Я сожалею, но не могу этого изменить, если эти рассуждения об установках ненависти и любви к отцу и их превращениях под влиянием угрозы кастрации покажутся читателю, не сведущему в психоанализе, безвкусными и неправдоподобными. Сам я склонен предположить, что именно комплекс кастрации вызовет всеобщее отвержение. Но я могу только заверить, что именно эти отношения психоаналитический опыт не подвергает никакому сомнению и видит в них ключ к пониманию любого невроза. Его мы должны попробовать применить и к так называемой эпилепсии нашего писателя. Но как чужды нашему сознанию вещи, во власти которых находится наша бессознательная душевная жизнь. Тем, что было сказано ранее, последствия вытеснения ненависти к отцу в эдиповом комплексе не исчерпываются. В качестве нового добавляется то, что идентификация с отцом в конечном счете все-таки добивается прочного места в Я. Она включается в Я, но в качестве особой инстанции противостоит в нем другому содержанию Я. В таком случае мы называем ее Сверх-Я и приписываем ей, наследнице родительского влияния, важнейшие функции.

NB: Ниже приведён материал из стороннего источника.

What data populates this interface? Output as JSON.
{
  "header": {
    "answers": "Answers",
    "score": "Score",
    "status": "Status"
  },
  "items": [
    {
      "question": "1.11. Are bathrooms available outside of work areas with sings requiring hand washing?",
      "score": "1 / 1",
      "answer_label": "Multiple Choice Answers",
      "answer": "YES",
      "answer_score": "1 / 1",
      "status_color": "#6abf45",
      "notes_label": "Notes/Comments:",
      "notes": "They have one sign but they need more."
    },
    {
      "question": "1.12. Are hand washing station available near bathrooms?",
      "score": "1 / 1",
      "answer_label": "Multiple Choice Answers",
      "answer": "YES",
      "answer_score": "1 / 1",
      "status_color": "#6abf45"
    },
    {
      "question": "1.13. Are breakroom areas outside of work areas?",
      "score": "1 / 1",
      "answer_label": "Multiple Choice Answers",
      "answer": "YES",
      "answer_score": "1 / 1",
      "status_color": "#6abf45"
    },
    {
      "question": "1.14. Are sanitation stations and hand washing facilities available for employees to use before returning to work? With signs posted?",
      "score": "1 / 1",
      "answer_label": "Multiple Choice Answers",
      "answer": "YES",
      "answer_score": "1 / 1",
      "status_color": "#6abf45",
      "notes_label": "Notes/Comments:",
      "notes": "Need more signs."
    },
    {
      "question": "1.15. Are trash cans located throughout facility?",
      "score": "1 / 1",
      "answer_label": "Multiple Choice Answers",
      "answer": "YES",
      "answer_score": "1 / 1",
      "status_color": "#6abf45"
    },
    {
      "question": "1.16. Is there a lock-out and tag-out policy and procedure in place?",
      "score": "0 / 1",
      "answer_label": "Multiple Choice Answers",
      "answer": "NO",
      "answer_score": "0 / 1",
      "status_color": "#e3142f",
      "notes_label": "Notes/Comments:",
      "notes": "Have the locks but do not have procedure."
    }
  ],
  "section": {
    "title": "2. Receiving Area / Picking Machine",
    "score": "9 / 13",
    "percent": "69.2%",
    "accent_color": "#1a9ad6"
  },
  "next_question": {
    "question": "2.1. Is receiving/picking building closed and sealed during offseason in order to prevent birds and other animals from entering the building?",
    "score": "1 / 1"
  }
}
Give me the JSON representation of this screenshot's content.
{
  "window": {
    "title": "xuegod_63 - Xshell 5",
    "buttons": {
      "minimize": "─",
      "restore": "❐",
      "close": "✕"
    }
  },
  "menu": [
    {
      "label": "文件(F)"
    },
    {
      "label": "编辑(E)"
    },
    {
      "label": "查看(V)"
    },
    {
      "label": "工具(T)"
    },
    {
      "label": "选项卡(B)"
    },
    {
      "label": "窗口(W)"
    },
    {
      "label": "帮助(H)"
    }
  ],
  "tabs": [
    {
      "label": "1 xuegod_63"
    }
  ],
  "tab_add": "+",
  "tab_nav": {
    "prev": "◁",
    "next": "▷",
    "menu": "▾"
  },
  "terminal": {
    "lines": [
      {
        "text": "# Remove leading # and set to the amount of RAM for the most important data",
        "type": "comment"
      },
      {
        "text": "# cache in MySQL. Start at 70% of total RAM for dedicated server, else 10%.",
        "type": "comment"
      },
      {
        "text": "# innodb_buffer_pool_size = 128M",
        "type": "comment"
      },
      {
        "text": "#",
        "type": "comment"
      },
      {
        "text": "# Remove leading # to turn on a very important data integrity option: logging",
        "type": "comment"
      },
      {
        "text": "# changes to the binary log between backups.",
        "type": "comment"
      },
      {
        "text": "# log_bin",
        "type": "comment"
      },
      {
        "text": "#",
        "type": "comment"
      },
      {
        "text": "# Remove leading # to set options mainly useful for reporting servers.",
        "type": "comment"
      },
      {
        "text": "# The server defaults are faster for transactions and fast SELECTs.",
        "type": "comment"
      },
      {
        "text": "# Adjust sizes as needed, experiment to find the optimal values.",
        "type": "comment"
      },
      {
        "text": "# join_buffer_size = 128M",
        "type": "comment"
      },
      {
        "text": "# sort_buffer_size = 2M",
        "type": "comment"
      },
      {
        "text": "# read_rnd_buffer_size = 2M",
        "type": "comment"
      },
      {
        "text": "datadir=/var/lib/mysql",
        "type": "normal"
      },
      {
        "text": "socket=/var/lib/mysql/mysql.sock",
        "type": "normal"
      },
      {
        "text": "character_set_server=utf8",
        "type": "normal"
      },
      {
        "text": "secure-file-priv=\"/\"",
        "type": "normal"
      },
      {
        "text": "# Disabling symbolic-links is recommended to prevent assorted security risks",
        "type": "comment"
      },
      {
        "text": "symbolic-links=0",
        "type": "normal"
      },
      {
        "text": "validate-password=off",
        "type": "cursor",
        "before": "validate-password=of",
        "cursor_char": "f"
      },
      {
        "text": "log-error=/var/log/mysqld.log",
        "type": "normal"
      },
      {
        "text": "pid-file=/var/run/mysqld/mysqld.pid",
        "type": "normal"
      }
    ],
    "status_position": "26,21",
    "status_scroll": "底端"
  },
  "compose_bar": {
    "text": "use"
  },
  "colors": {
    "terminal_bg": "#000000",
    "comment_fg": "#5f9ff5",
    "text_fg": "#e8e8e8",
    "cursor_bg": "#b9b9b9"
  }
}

Если отец был суров, груб, жесток, то Сверх-Я перенимает от него эти свойства, и в его отношении к Я вновь устанавливается пассивность, которую как раз и надо было вытеснить. Сверх-Я стало садистским, Я становится мазохистским, то есть по существу женственно пассивным. В Я возникает сильнейшая потребность в наказании, которая отчасти как таковая готова подчиниться судьбе, отчасти находит удовлетворение в грубом обращении со стороны Сверх-Я (сознание вины). Ведь всякое наказание, в сущности, представляет собой кастрацию и в этом качестве реализацию давней пассивной установки к отцу. Да и судьба – это, в конечном счете, лишь более поздняя проекция отца.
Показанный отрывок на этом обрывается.